Abebe Bikila chegou a Tóquio, capital do Japão, sem ter certeza de que teria condições físicas de correr a Maratona. Entretanto, se inscreveu na prova e foi para a largada, desta vez calçado. Pouco mais de duas horas depois, ele entrou de volta no Estádio Olímpico de Tóquio, sob a ovação de setenta mil espectadores, com quatro minutos de vantagem para o segundo colocado (o britânico Basil Heatley).
Com o tempo de 2 horas, 12 minutos e 12 segundos em Tóquio, Abebe Bikila estabeleceu novamente o recorde mundial da Maratona. Ao se tornar o primeiro homem da história a vencer duas vezes a Maratona olímpica, ele entrava de uma vez por todas no panteão dos grandes heróis olímpicos. De volta à Etiópia, foi novamente promovido pelo imperador, e ganhou um Fusca de presente.

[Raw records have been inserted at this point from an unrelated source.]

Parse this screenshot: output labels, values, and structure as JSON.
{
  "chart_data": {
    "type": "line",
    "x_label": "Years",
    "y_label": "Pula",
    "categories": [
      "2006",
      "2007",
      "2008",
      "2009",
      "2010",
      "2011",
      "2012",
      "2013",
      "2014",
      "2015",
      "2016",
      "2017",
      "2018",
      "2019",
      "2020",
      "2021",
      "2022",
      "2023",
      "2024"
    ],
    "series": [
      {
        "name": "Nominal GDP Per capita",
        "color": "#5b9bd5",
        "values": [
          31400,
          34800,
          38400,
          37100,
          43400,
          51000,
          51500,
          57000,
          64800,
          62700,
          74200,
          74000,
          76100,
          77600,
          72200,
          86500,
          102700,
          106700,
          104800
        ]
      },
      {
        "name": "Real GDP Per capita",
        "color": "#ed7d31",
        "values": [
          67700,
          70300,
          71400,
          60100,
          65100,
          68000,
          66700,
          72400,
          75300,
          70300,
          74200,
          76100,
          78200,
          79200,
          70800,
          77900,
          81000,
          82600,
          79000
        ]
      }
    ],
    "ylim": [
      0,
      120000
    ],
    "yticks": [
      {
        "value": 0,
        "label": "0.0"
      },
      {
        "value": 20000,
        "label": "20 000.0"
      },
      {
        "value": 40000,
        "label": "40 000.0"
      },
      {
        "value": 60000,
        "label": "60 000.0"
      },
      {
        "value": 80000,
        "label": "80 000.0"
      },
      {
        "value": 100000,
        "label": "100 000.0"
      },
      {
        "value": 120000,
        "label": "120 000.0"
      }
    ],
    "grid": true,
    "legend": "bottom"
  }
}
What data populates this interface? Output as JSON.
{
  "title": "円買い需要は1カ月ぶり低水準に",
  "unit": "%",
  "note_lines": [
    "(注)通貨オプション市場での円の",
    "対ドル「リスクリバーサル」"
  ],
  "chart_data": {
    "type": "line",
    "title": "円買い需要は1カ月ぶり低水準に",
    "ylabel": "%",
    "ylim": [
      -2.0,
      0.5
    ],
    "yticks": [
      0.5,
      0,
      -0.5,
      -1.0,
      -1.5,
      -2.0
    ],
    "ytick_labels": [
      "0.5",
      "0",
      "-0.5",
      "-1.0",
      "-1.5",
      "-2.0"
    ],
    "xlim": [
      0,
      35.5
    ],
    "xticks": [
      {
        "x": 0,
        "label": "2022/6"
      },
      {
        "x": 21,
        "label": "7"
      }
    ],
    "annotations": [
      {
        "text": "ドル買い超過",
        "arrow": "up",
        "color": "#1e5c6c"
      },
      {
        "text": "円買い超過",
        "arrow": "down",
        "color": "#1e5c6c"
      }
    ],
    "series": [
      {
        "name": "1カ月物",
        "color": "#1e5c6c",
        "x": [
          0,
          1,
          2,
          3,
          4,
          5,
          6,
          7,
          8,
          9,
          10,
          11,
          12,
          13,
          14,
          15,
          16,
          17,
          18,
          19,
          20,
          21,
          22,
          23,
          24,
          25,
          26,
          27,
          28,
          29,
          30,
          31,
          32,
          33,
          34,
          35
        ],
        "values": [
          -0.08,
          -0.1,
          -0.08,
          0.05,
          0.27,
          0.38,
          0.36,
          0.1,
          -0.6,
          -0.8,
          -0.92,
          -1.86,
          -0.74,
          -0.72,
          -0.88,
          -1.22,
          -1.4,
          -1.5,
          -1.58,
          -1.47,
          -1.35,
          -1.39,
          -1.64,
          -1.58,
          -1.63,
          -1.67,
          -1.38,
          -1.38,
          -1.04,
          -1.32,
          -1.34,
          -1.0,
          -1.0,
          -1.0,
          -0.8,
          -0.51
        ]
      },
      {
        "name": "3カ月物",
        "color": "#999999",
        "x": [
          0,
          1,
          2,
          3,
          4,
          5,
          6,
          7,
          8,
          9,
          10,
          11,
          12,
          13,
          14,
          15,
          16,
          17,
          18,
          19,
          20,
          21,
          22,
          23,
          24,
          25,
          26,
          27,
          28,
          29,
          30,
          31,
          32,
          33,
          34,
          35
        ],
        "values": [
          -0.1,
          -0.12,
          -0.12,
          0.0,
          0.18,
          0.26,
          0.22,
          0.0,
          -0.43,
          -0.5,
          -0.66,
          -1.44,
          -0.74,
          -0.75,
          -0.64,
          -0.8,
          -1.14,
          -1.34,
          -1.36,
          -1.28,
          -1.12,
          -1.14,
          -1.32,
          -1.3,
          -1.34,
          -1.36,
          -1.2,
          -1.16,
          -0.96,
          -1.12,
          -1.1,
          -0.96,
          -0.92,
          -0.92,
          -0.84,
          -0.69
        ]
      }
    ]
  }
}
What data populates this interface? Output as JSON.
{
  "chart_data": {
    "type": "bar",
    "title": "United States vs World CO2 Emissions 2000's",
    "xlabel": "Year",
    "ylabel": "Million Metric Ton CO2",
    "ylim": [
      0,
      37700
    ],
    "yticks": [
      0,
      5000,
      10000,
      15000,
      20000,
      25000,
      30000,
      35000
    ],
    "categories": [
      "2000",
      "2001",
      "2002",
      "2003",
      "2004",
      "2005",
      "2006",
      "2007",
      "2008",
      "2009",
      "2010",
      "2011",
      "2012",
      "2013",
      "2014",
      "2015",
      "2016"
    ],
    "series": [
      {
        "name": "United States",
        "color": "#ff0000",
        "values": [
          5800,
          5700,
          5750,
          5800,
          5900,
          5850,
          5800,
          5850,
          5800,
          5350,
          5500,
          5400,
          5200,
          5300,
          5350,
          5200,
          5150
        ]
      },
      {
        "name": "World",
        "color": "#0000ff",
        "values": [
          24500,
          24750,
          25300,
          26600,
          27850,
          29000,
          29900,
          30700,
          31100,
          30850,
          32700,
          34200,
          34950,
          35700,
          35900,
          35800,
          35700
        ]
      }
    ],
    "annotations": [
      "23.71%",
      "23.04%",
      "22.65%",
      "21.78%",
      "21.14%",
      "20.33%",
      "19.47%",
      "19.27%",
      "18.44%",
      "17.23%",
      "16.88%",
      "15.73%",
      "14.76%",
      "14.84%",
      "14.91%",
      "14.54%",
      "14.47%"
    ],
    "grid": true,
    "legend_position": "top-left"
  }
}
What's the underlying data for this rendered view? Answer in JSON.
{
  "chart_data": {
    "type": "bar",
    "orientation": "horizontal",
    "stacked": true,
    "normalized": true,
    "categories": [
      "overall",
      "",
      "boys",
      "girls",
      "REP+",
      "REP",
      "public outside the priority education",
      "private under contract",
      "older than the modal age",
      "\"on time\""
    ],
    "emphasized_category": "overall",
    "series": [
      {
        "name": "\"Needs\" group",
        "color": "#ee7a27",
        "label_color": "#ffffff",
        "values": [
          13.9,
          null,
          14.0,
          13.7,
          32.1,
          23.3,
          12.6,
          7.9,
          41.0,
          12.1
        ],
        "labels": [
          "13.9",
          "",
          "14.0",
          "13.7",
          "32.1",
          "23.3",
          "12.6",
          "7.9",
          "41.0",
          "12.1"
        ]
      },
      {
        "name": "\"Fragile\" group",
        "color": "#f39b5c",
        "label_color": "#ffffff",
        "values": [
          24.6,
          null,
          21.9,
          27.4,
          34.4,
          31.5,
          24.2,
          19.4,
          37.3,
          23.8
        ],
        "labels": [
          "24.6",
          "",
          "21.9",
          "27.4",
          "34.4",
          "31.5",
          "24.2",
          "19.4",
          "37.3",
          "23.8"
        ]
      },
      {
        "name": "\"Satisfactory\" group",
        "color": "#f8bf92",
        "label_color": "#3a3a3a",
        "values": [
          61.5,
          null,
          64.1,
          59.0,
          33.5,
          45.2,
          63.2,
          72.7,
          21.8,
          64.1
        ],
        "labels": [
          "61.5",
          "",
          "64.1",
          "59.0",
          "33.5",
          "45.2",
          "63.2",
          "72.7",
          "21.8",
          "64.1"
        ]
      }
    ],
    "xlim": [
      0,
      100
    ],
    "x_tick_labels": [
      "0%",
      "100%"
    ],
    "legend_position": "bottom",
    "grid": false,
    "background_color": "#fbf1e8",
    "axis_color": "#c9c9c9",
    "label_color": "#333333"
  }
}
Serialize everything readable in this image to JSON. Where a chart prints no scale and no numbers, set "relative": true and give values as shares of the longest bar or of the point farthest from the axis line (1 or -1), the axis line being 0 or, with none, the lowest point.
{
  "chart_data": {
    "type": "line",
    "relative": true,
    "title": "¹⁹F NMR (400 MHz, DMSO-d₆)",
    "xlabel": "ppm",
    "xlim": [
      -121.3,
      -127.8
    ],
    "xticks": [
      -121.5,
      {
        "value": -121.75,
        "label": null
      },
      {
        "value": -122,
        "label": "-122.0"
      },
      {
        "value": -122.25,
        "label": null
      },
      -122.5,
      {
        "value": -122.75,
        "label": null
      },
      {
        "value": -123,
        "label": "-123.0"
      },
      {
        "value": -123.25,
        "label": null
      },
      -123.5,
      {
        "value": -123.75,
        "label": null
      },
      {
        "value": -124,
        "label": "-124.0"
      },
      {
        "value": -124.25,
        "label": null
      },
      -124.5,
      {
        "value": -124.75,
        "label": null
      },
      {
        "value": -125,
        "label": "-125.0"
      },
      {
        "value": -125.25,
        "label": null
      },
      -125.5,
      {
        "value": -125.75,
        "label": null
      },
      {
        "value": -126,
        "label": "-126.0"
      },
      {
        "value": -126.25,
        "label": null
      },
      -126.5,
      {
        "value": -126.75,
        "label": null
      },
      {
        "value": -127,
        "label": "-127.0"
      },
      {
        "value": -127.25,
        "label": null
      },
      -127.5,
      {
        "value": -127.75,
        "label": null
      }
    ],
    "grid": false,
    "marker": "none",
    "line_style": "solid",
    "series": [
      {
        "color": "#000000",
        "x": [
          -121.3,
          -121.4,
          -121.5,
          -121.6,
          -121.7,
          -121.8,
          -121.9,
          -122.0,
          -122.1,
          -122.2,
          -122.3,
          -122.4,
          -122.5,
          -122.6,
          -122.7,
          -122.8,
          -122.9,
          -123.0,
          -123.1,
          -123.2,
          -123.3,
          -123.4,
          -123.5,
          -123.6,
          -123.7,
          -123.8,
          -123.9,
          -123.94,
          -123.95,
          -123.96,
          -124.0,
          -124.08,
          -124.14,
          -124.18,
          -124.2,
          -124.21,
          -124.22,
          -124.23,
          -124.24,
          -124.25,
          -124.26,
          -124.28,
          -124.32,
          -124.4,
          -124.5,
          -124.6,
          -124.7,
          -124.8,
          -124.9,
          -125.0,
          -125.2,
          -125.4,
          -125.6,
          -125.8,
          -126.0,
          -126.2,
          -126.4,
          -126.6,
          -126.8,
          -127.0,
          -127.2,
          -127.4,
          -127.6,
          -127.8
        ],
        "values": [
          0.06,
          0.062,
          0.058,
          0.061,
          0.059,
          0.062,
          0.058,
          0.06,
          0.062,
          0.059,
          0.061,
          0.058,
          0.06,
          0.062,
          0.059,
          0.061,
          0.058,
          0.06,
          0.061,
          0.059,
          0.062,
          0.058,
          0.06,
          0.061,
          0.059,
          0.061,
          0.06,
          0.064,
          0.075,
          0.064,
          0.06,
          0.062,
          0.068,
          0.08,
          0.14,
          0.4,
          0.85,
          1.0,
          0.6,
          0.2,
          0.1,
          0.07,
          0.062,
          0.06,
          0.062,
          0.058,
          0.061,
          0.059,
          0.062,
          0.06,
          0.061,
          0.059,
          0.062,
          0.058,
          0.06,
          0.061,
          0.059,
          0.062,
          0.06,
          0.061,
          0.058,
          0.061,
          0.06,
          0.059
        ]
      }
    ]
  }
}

Já aclamado como lenda do esporte, Abebe Bikila ainda correu a Maratona dos Jogos Olímpicos da Cidade do México, em 1968. Com o número 1 na camisa, ele não conseguiu completar a prova, abandonando no quilômetro 17, com dores no joelho, que já vinha lhe causando problemas. O seu compatriota Mamo Wolde venceu, mantendo a hegemonia etíope na prova. Após a corrida, o novo campeão calçou as sandálias da humildade, e afirmou que seu amigo Abebe Bikila só não venceu a Maratona olímpica pela terceira vez porque se machucou.
Em 1969, Abebe Bikila sofreu um grave acidente automobilístico, que o deixou numa cadeira de rodas, e cujas complicações acabariam levando à sua morte precoce, no dia 25/10/1973, aos 41 anos de idade. Um ano antes, foi convidado de honra do Comitê Olímpico Internacional para os Jogos Olímpicos de Munique. O norte-americano Frank Shorter, que venceu a Maratona, foi cumprimentar Abebe Bikila após a premiação. Seu amigo Mamo Wolde não conseguiu repetir sua façanha, mas conquistou a medalha de bronze.
O enterro de Abebe Bikila foi talvez o evento de maior comoção nacional na história da Etiópia, acompanhado por uma multidão incalculável nas ruas de Adis Abeba. O imperador Hailé Selassié decretou um dia de luto oficial no país. A glória e a lenda de Abebe Bikila são eternas.